The drive to eat is primal, but it lessens
with age. A recent review has examined the change in appetite as we get older,
and the possible bad effects that may result.
Both men and women experience an increase in body
mass and body fat from the 40s onwards we call it middle age
spread. This happens at a
time when many studies have shown that food intake is decreasing. The
spread must be due, therefore, to a decrease in physical activity,
an alteration in the rate we burn food (metabolic rate), or a change in the way
fat is stored. Keeping active is the best way to combat this problem.
After fasting
overnight, older people are less hungry than younger people, and feel full
with less food. This is probably due to delayed emptying of the stomach. The
decrease in food intake with age is mainly due to lessened fat intake; whatever
drives appetite reduces interest in fatty foods while maintaining interest in
other foods. Appreciation of the
pleasurable qualities of food (e.g. taste, aroma, texture, temperature)
declines with age. This causes elderly people to select more variable diets, in
order to compensate for lessening powers of taste and smell. In particular,
older persons require more salt and bitter tastes to satisfy them, while taste
for sweets are less affected.
Decrease of appetite with age can have serious consequences. A condition
known as protein-energy malnutrition has been reported to occur in up to 15% of
community-dwelling older persons, 65% of hospitalized older patients, and 85%
of the institutionalized elderly. Unfortunately, this condition is rarely
recognized and is often not treated.
Protein-energy malnutrition is associated
with prolonged hospitalization and even mortality.

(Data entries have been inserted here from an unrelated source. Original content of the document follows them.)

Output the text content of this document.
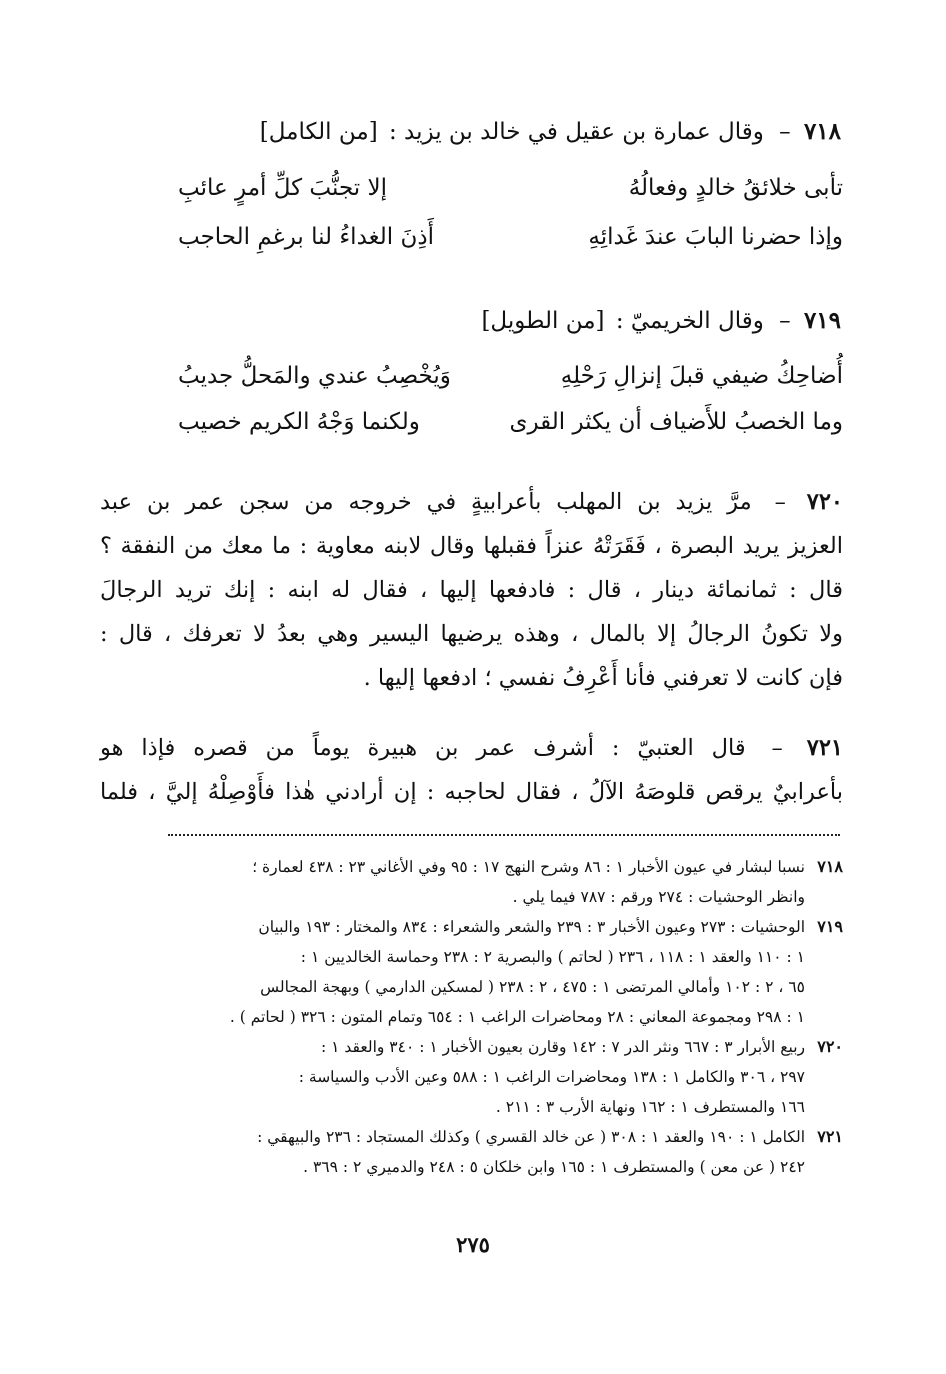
٧١٨ – وقال عمارة بن عقيل في خالد بن يزيد : [من الكامل]
تأبى خلائقُ خالدٍ وفعالُهُ
إلا تجنُّبَ كلِّ أمرٍ عائبِ
وإذا حضرنا البابَ عندَ غَدائِهِ
أَذِنَ الغداءُ لنا برغمِ الحاجب
٧١٩ – وقال الخريميّ : [من الطويل]
أُضاحِكُ ضيفي قبلَ إنزالِ رَحْلِهِ
وَيُخْصِبُ عندي والمَحلُّ جديبُ
وما الخصبُ للأَضياف أن يكثر القرى
ولكنما وَجْهُ الكريم خصيب
٧٢٠ – مرَّ يزيد بن المهلب بأعرابيةٍ في خروجه من سجن عمر بن عبد
العزيز يريد البصرة ، فَقَرَتْهُ عنزاً فقبلها وقال لابنه معاوية : ما معك من النفقة ؟
قال : ثمانمائة دينار ، قال : فادفعها إليها ، فقال له ابنه : إنك تريد الرجالَ
ولا تكونُ الرجالُ إلا بالمال ، وهذه يرضيها اليسير وهي بعدُ لا تعرفك ، قال :
فإن كانت لا تعرفني فأنا أَعْرِفُ نفسي ؛ ادفعها إليها .
٧٢١ – قال العتبيّ : أشرف عمر بن هبيرة يوماً من قصره فإذا هو
بأعرابيٌ يرقص قلوصَهُ الآلُ ، فقال لحاجبه : إن أرادني هٰذا فأَوْصِلْهُ إليَّ ، فلما
٧١٨
نسبا لبشار في عيون الأخبار ١ : ٨٦ وشرح النهج ١٧ : ٩٥ وفي الأغاني ٢٣ : ٤٣٨ لعمارة ؛
وانظر الوحشيات : ٢٧٤ ورقم : ٧٨٧ فيما يلي .
٧١٩
الوحشيات : ٢٧٣ وعيون الأخبار ٣ : ٢٣٩ والشعر والشعراء : ٨٣٤ والمختار : ١٩٣ والبيان
١ : ١١٠ والعقد ١ : ١١٨ ، ٢٣٦ ( لحاتم ) والبصرية ٢ : ٢٣٨ وحماسة الخالديين ١ :
٦٥ ، ٢ : ١٠٢ وأمالي المرتضى ١ : ٤٧٥ ، ٢ : ٢٣٨ ( لمسكين الدارمي ) وبهجة المجالس
١ : ٢٩٨ ومجموعة المعاني : ٢٨ ومحاضرات الراغب ١ : ٦٥٤ وتمام المتون : ٣٢٦ ( لحاتم ) .
٧٢٠
ربيع الأبرار ٣ : ٦٦٧ ونثر الدر ٧ : ١٤٢ وقارن بعيون الأخبار ١ : ٣٤٠ والعقد ١ :
٢٩٧ ، ٣٠٦ والكامل ١ : ١٣٨ ومحاضرات الراغب ١ : ٥٨٨ وعين الأدب والسياسة :
١٦٦ والمستطرف ١ : ١٦٢ ونهاية الأرب ٣ : ٢١١ .
٧٢١
الكامل ١ : ١٩٠ والعقد ١ : ٣٠٨ ( عن خالد القسري ) وكذلك المستجاد : ٢٣٦ والبيهقي :
٢٤٢ ( عن معن ) والمستطرف ١ : ١٦٥ وابن خلكان ٥ : ٢٤٨ والدميري ٢ : ٣٦٩ .
٢٧٥
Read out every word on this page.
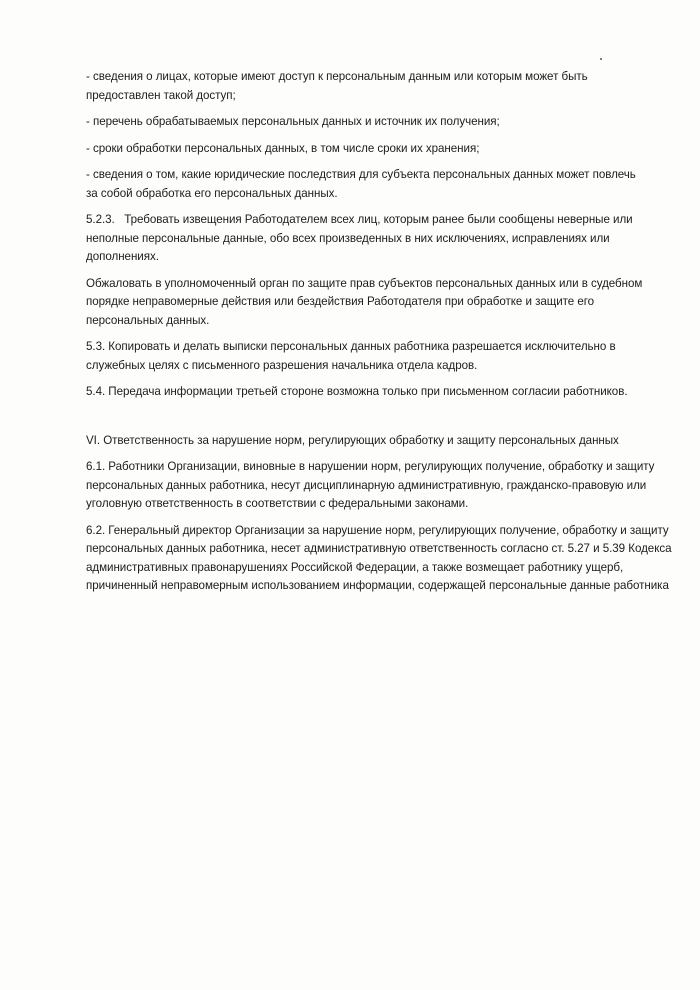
- сведения о лицах, которые имеют доступ к персональным данным или которым может быть
предоставлен такой доступ;

- перечень обрабатываемых персональных данных и источник их получения;

- сроки обработки персональных данных, в том числе сроки их хранения;

- сведения о том, какие юридические последствия для субъекта персональных данных может повлечь
за собой обработка его персональных данных.

5.2.3.   Требовать извещения Работодателем всех лиц, которым ранее были сообщены неверные или
неполные персональные данные, обо всех произведенных в них исключениях, исправлениях или
дополнениях.

Обжаловать в уполномоченный орган по защите прав субъектов персональных данных или в судебном
порядке неправомерные действия или бездействия Работодателя при обработке и защите его
персональных данных.

5.3. Копировать и делать выписки персональных данных работника разрешается исключительно в
служебных целях с письменного разрешения начальника отдела кадров.

5.4. Передача информации третьей стороне возможна только при письменном согласии работников.

VI. Ответственность за нарушение норм, регулирующих обработку и защиту персональных данных

6.1. Работники Организации, виновные в нарушении норм, регулирующих получение, обработку и защиту
персональных данных работника, несут дисциплинарную административную, гражданско-правовую или
уголовную ответственность в соответствии с федеральными законами.

6.2. Генеральный директор Организации за нарушение норм, регулирующих получение, обработку и защиту
персональных данных работника, несет административную ответственность согласно ст. 5.27 и 5.39 Кодекса
административных правонарушениях Российской Федерации, а также возмещает работнику ущерб,
причиненный неправомерным использованием информации, содержащей персональные данные работника
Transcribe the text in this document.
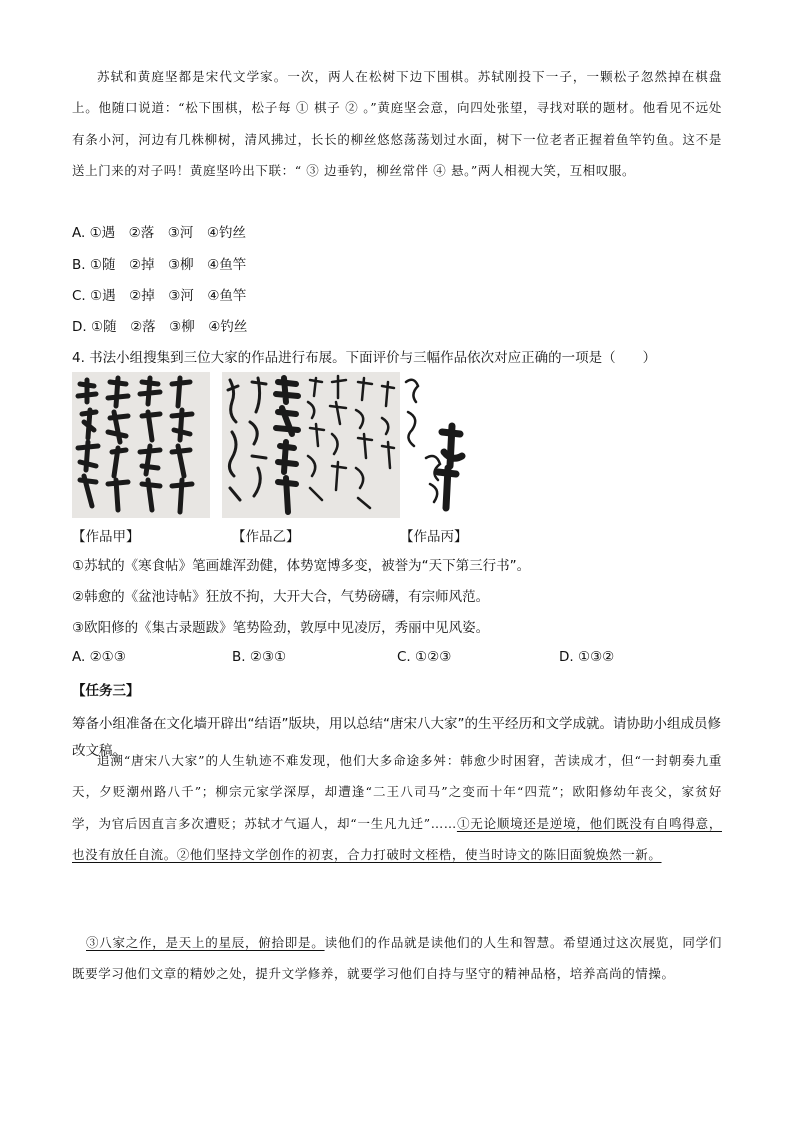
苏轼和黄庭坚都是宋代文学家。一次，两人在松树下边下围棋。苏轼刚投下一子，一颗松子忽然掉在棋盘上。他随口说道：“松下围棋，松子每 ① 棋子 ② 。”黄庭坚会意，向四处张望，寻找对联的题材。他看见不远处有条小河，河边有几株柳树，清风拂过，长长的柳丝悠悠荡荡划过水面，树下一位老者正握着鱼竿钓鱼。这不是送上门来的对子吗！黄庭坚吟出下联：“ ③ 边垂钓，柳丝常伴 ④ 悬。”两人相视大笑，互相叹服。
A. ①遇　②落　③河　④钓丝
B. ①随　②掉　③柳　④鱼竿
C. ①遇　②掉　③河　④鱼竿
D. ①随　②落　③柳　④钓丝
4. 书法小组搜集到三位大家的作品进行布展。下面评价与三幅作品依次对应正确的一项是（　　）
【作品甲】	【作品乙】	【作品丙】
①苏轼的《寒食帖》笔画雄浑劲健，体势宽博多变，被誉为“天下第三行书”。
②韩愈的《盆池诗帖》狂放不拘，大开大合，气势磅礴，有宗师风范。
③欧阳修的《集古录题跋》笔势险劲，敦厚中见凌厉，秀丽中见风姿。
A. ②①③	B. ②③①	C. ①②③	D. ①③②
【任务三】
筹备小组准备在文化墙开辟出“结语”版块，用以总结“唐宋八大家”的生平经历和文学成就。请协助小组成员修改文稿。
追溯“唐宋八大家”的人生轨迹不难发现，他们大多命途多舛：韩愈少时困窘，苦读成才，但“一封朝奏九重天，夕贬潮州路八千”；柳宗元家学深厚，却遭逢“二王八司马”之变而十年“四荒”；欧阳修幼年丧父，家贫好学，为官后因直言多次遭贬；苏轼才气逼人，却“一生凡九迁”……①无论顺境还是逆境，他们既没有自鸣得意，也没有放任自流。②他们坚持文学创作的初衷，合力打破时文桎梏，使当时诗文的陈旧面貌焕然一新。
③八家之作，是天上的星辰，俯拾即是。读他们的作品就是读他们的人生和智慧。希望通过这次展览，同学们既要学习他们文章的精妙之处，提升文学修养，就要学习他们自持与坚守的精神品格，培养高尚的情操。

Associated conditions
include immune deficiency, pressure ulcers, anemia, falls, cognitive deficits
and delirium.
Apart from
age-related loss of appetite, there are many other causes of weight loss in the
elderly which may lead to malnutrition: social (poverty, functional impairment,
isolation, abuse etc), psychologic (dementia, depression, bereavement,
alcoholism) and numerous medical conditions, including medications. Many of
these can be addressed with subsequent improvement in the nutritional state,
but there remains the question of how to specifically treat malnutrition.
Energy supplements are
beneficial in undernourished elderly persons they result in weight gain,
fewer falls, lessened complications after hip fractures, and decreased death
rates in hospital. It must be emphasized, however, that there is no evidence
that energy supplements help healthy elderly individuals, despite the claims of
manufacturers. Commercial liquid
energy supplements, mixed with whole (4% fat) milk to reduce cost, can be taken
by mouth. Where necessary, intravenous feeding with energy supplements is used
to treat severe malnutrition. Although several types of drugs have been tested for their ability to
improve appetite in the elderly, none has become firmly established, as the
side effects are too pronounced. The risk associated with the loss of appetite
in aging is that it may occur along with a social or medical condition,
resulting in protein-energy malnutrition.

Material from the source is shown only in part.